The mismatch gets in the way of truly addressing the wants and needs of older adults as they age. We configure our systems to design and deliver services to “fix” the deficits of older adults. We seldom see older adults as customers whose business we must earn by excellently delivering what they want at a price that feels fair to them. We tend to focus instead on what the health care system, or the housing provider, or the family caregiver needs to provide service. Design for older adults is broken.
Seeing this, we went back and looked and listened again. This time, we worked with a different human-centered design firm, Birsel+Seck, to explore what it would mean to turn threats on their head, and look at the wishes older adults have for themselves. What we learned should change the face of the worlds of design, entrepreneurship and maybe most importantly, philanthropy.
What drives the last 8,000 days of our lives are the same goals, hopes, and desires that we have in every phase of our lives: love, friendship, purpose, and vitality. It’s the same, just different. And no matter how we may appear to others—sick or well, physically limited or not, living on a fixed income—we yearn to have our “wants” met and not be defined by the “needs” that others would ascribe to us. This is what it means to be alive at every age.
Transforming how we see aging requires us to learn to think and act this way, individually and institutionally. And it means that new platforms for defining and meeting the desires we carry as we age are necessary. Building these new platforms is risky. They will be challenging to get right, limited as we have been by our old frames and old systems. But while risky, these are exactly what we in philanthropy ought to be endeavoring toward.
Our response to this challenge has been to move upstream in order to conceive and develop entirely new services for older adults within a commercial framework. We believe that creating wholly new brands, products, and experiences for older adults will demonstrate that older adults are excited to adopt solutions to their everyday challenges so long as those solutions are designed for them and not for a provider’s idea of what they ought to want.
To this end, we have funded a new startup studio, Alive Ventures, to lead the work on developing these offerings, and hope to inspire and support leading entrepreneurs and innovators to come with us as we build better insights and better models for seeing what older adults want. We’ll do that centering older adults in the process – designing with them and not just for them. And we will—we hope—all learn to imagine together what a thriving life feels like as we age. Not the one society told us decades ago we should expect. But the one to be invented now.

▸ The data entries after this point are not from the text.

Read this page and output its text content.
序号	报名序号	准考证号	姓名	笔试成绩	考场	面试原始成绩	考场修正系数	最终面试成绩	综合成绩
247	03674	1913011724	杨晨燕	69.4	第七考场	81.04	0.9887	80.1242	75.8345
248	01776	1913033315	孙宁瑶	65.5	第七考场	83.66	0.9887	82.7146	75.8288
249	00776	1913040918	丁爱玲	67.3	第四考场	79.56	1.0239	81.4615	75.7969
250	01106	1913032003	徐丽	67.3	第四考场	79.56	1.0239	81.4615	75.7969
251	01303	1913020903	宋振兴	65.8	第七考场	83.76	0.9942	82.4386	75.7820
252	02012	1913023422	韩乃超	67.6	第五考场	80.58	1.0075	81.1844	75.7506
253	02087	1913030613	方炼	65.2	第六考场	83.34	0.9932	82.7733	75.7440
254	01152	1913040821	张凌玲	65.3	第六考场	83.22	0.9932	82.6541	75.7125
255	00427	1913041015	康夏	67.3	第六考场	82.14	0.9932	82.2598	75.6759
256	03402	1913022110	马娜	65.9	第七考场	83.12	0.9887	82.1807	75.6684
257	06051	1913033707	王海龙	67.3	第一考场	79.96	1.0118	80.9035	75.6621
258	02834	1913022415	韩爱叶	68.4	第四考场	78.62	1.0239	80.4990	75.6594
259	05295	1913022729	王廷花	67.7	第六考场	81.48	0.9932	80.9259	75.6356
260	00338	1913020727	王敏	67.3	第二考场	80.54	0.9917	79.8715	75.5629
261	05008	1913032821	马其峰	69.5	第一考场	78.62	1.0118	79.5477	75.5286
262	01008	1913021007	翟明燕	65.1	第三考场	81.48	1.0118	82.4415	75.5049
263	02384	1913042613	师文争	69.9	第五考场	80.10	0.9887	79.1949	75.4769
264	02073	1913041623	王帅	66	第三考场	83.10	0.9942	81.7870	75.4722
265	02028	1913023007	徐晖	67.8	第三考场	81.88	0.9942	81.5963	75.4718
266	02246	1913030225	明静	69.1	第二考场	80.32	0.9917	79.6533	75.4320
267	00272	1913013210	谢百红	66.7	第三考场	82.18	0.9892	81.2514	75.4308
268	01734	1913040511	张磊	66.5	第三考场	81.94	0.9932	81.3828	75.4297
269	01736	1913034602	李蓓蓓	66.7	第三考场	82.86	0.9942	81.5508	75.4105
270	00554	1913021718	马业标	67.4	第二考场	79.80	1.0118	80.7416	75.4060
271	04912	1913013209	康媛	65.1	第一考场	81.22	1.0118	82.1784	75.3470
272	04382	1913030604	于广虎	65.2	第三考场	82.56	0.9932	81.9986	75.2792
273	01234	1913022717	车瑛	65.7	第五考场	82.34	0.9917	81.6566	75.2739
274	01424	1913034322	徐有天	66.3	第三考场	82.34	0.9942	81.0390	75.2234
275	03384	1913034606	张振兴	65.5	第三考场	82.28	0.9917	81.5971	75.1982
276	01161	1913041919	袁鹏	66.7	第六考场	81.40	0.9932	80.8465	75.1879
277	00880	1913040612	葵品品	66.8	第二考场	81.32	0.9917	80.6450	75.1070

I think a willingness to be inventive in not just our programs but also in the structures and organizational forms of our engagement with pressing problems is vital. Collectively within our field of philanthropy, whether we work at local, national, or global scales, there is much still to be tried for broadening our circles of influence into new spheres with new people and organizations not traditionally drawn to our ways of framing problems. At The SCAN Foundation, we expect to learn a lot from our latest experiment in inventing new forms, and we are excited to share these lessons with the field. I am likewise excited for the new experiments each of us in the broader GIH community will take on, and to together moving our field forward.